Natuurlijk kunnen en moeten er vragen gesteld worden bij de grote afhankelijkheid van het eiland van het buitenland. De fouten van vijftig en zestig jaar geleden zijn voldoende geanalyseerd en verklaard, maar dat dertig jaar ná de val van de muur niet ernstiger werd gewerkt aan voedselsoevereiniteit, blijf ikzelf onverantwoord vinden. Zo moeilijk kan het toch niet zijn om een productieve landbouwsector op poten te zetten? Veel Cubanen houden kippen, konijnen en varkens in hun tuin of op hun terras, als dat kan moet het toch ook op iets grotere schaal te organiseren zijn?

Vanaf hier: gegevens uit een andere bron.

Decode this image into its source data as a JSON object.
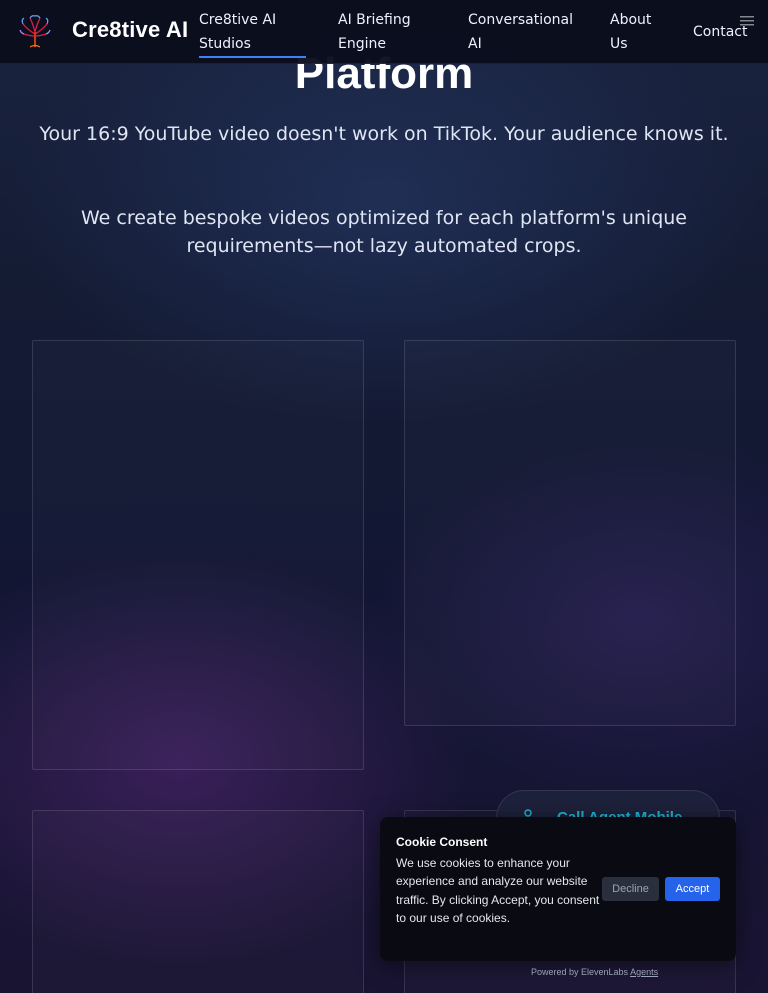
{
  "header": {
    "brand": "Cre8tive AI",
    "logo_icon": "tree-logo-icon",
    "nav": [
      {
        "label": "Cre8tive AI Studios",
        "active": true
      },
      {
        "label": "AI Briefing Engine",
        "active": false
      },
      {
        "label": "Conversational AI",
        "active": false
      },
      {
        "label": "About Us",
        "active": false
      },
      {
        "label": "Contact",
        "active": false
      }
    ],
    "menu_icon": "hamburger-menu-icon"
  },
  "hero": {
    "title": "Platform",
    "paragraph1": "Your 16:9 YouTube video doesn't work on TikTok. Your audience knows it.",
    "paragraph2": "We create bespoke videos optimized for each platform's unique requirements—not lazy automated crops."
  },
  "call_agent": {
    "label": "Call Agent Mobile",
    "icon": "person-icon"
  },
  "cookie": {
    "title": "Cookie Consent",
    "body": "We use cookies to enhance your experience and analyze our website traffic. By clicking Accept, you consent to our use of cookies.",
    "decline_label": "Decline",
    "accept_label": "Accept",
    "powered_text": "Powered by ElevenLabs",
    "powered_link": "Agents"
  },
  "colors": {
    "accent": "#3b82f6",
    "accept": "#2563eb",
    "call_text": "#1fb8d6"
  }
}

De regering maakte onlangs bekend dat een groot aantal beroepen nu onder de ‘cuentapropista’ regels zullen vallen, of m.a.w. meer en meer mensen kunnen zich vestigen als zelfstandige. Dat is goed nieuws, maar als deze mensen geen produkten kunnen kopen die ze nodig hebben om hun beroep uit te oefenen, blijft het leven zeer moeilijk.
Leren van cultuur
Niets is zo nuttig om iets over het dagelijks leven in Cuba te leren als de romans van Leonardo Paduro. Hij legt precies uit wat voor vindingrijkheid er is bij de Cubanen, hoeveel er ‘gestolen’ en verhandeld wordt, hoe de ‘jeunesse dorée’ feest viert, hoe corruptie wordt bestraft, hoeveel solidariteit en vriendschap er leeft. In zijn laatste roman, ‘Como polvo en el viento’, gaat het zeer ontroerend over zij die vertrekken en zij die blijven, de hartverscheurende keuzes die mensen maken, in beide richtingen, de moeilijkheden én de luxe van leven in ballingschap en het psuedo-Cubaanse leven in Miami. Het boek biedt je een blik over hoe je ‘goed’ kan leven in Cuba en over hoe blijvend de letsels van het vertrek kunnen zijn.
Cultuur, tenslotte, zou ook het zwakke punt van de revolutie kunnen worden. Het protest van enkele honderden kunstenaars en intellectuelen afgelopen maand november is zonder meer het resultaat van de grotere vrijheid die met de sociale media werden geboden en het lijdt geen twijfel dat de V.S. hier gretig toe bijdroeg. Dat neemt niet weg dat jonge mensen inderdaad meer vrijheid willen, en dat het niet makkelijk zal zijn dit blijvend te beperken. Als rapper Maykel Osorbo over ‘Patria y Vida’ zingt – in plaats van Patria o Muerte – moet de regering goed luisteren, anders komen er, op termijn, grote problemen.
Respect
De 300 delegees op het partijcongres zullen alvast overtuigd zijn van de degelijkheid van de gemaakte keuzes. De buitenlandse pers was helaas niet uitgenodigd.
In zijn afscheidsspeech pleitte Raúl Castro voor een ‘respectvolle dialoog’ met de Verenigde Staten, een zeer terechte vraag naar een ander soort relatie met het land. Vanuit Washington kwam enkel het antwoord dat Cuba vooralsnog niet op de buitenlandse agenda staat. Dat is zeer erg jammer.